她自然想过这条路遍布荆棘。
纪和的怯懦与摇摆,老者深不可测的威严与真正目的,以及这身份窃取背后一旦败露便万劫不复的风险。
所有这些变量都在她脑中冷静地罗列、权衡。
所谓的“共赢”,不过是当下最有效的说辞。
她心知肚明,老者看中的是结果,纪和渴望的是解脱。
而她自己,则要利用这唯一的跳板,去触碰那个看似遥不可及的目标。
这是一场建立在流沙之上的交易,信任薄如蝉翼,任何一方都可能因利益翻转而倾覆。
然而,她目光一凝,内心深处那一点孤注一掷的决绝压倒了所有疑虑。
风险固然存在,但她早已别无选择。
命运将这看似巧合的机遇掷于她眼前,她必须接下,并证明自己能够将其转化为最有力的武器。
顾不了那么多了。
这条路,她必须走。
老者将一叠厚重的试卷重重掷于案上,发出沉闷的声响,灰尘在从窗棂透入的微光中惊惶飞舞。

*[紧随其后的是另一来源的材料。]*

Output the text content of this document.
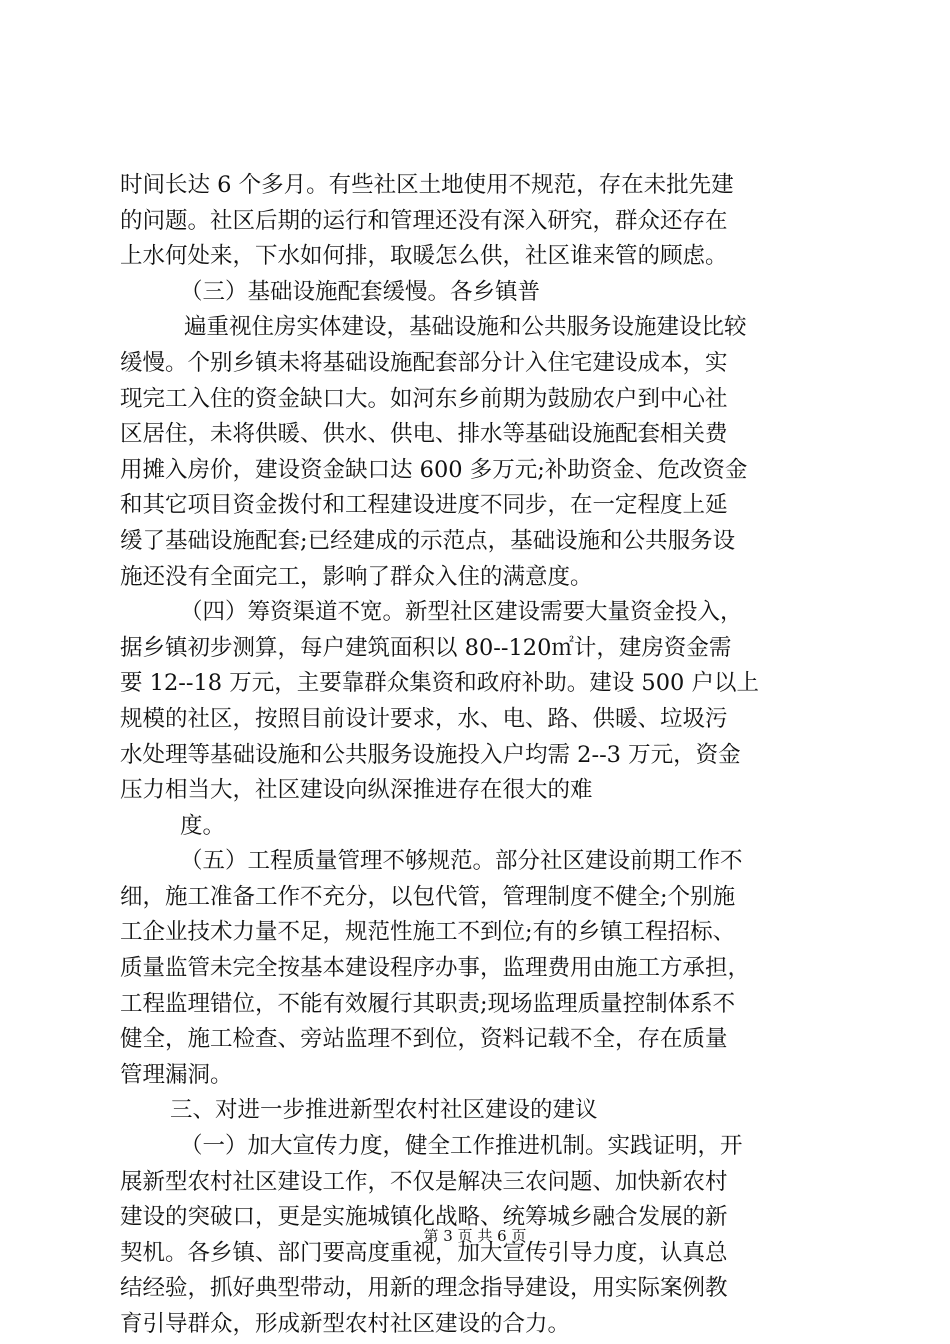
时间长达 6 个多月。有些社区土地使用不规范，存在未批先建
的问题。社区后期的运行和管理还没有深入研究，群众还存在
上水何处来，下水如何排，取暖怎么供，社区谁来管的顾虑。
（三）基础设施配套缓慢。各乡镇普
遍重视住房实体建设，基础设施和公共服务设施建设比较
缓慢。个别乡镇未将基础设施配套部分计入住宅建设成本，实
现完工入住的资金缺口大。如河东乡前期为鼓励农户到中心社
区居住，未将供暖、供水、供电、排水等基础设施配套相关费
用摊入房价，建设资金缺口达 600 多万元;补助资金、危改资金
和其它项目资金拨付和工程建设进度不同步，在一定程度上延
缓了基础设施配套;已经建成的示范点，基础设施和公共服务设
施还没有全面完工，影响了群众入住的满意度。
（四）筹资渠道不宽。新型社区建设需要大量资金投入，
据乡镇初步测算，每户建筑面积以 80--120㎡计，建房资金需
要 12--18 万元，主要靠群众集资和政府补助。建设 500 户以上
规模的社区，按照目前设计要求，水、电、路、供暖、垃圾污
水处理等基础设施和公共服务设施投入户均需 2--3 万元，资金
压力相当大，社区建设向纵深推进存在很大的难
度。
（五）工程质量管理不够规范。部分社区建设前期工作不
细，施工准备工作不充分，以包代管，管理制度不健全;个别施
工企业技术力量不足，规范性施工不到位;有的乡镇工程招标、
质量监管未完全按基本建设程序办事，监理费用由施工方承担，
工程监理错位，不能有效履行其职责;现场监理质量控制体系不
健全，施工检查、旁站监理不到位，资料记载不全，存在质量
管理漏洞。
三、对进一步推进新型农村社区建设的建议
（一）加大宣传力度，健全工作推进机制。实践证明，开
展新型农村社区建设工作，不仅是解决三农问题、加快新农村
建设的突破口，更是实施城镇化战略、统筹城乡融合发展的新
契机。各乡镇、部门要高度重视，加大宣传引导力度，认真总
结经验，抓好典型带动，用新的理念指导建设，用实际案例教
育引导群众，形成新型农村社区建设的合力。
第 3 页 共 6 页
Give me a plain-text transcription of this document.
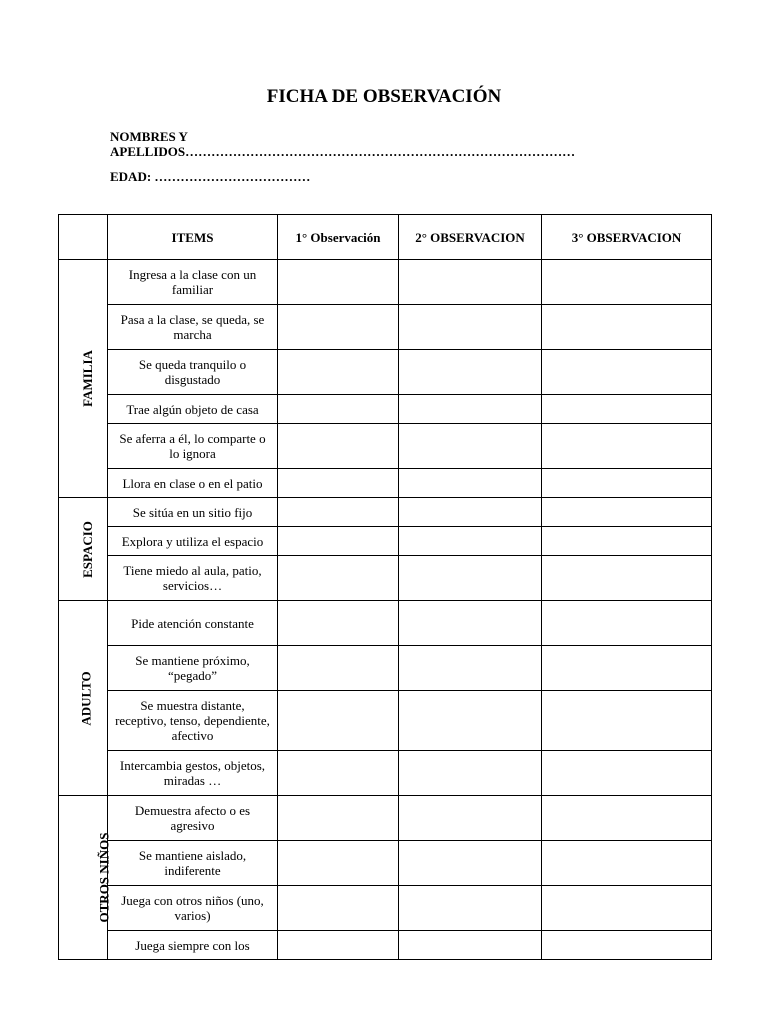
FICHA DE OBSERVACIÓN
NOMBRES Y
APELLIDOS………………………………………………………………………………
EDAD: ………………………………
	ITEMS	1° Observación	2° OBSERVACION	3° OBSERVACION
FAMILIA	Ingresa a la clase con un familiar			
	Pasa a la clase, se queda, se marcha			
	Se queda tranquilo o disgustado			
	Trae algún objeto de casa			
	Se aferra a él, lo comparte o lo ignora			
	Llora en clase o en el patio			
ESPACIO	Se sitúa en un sitio fijo			
	Explora y utiliza el espacio			
	Tiene miedo al aula, patio, servicios…			
ADULTO	Pide atención constante			
	Se mantiene próximo, “pegado”			
	Se muestra distante, receptivo, tenso, dependiente, afectivo			
	Intercambia gestos, objetos, miradas …			
OTROS NIÑOS	Demuestra afecto o es agresivo			
	Se mantiene aislado, indiferente			
	Juega con otros niños (uno, varios)			
	Juega siempre con los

“若想证明你有资格谈这场交易,这些,”他枯瘦的手指敲了敲那堆纸,目光如鹰隼般锐利,
“便是你最初需达到的目标。”
白道元垂眸扫过纸上密密麻麻的墨字,神色未变,坦然迎上老者审视的目光:“现在办不到。”
“哼,尚未开始便言放弃?看来你所谓的胆量不过……”老者的嗤笑带着冰冷的嘲讽,尾音拖长,满是轻蔑。
“你要从文字开始教我。”她打断他,声音清晰平稳,没有丝毫迟疑或羞赧。
空气骤然凝固。
老者所有未尽的讥讽僵在唇边,他花白的眉毛难以置信地扬起,审视着眼前这个瘦削却笔挺的身影。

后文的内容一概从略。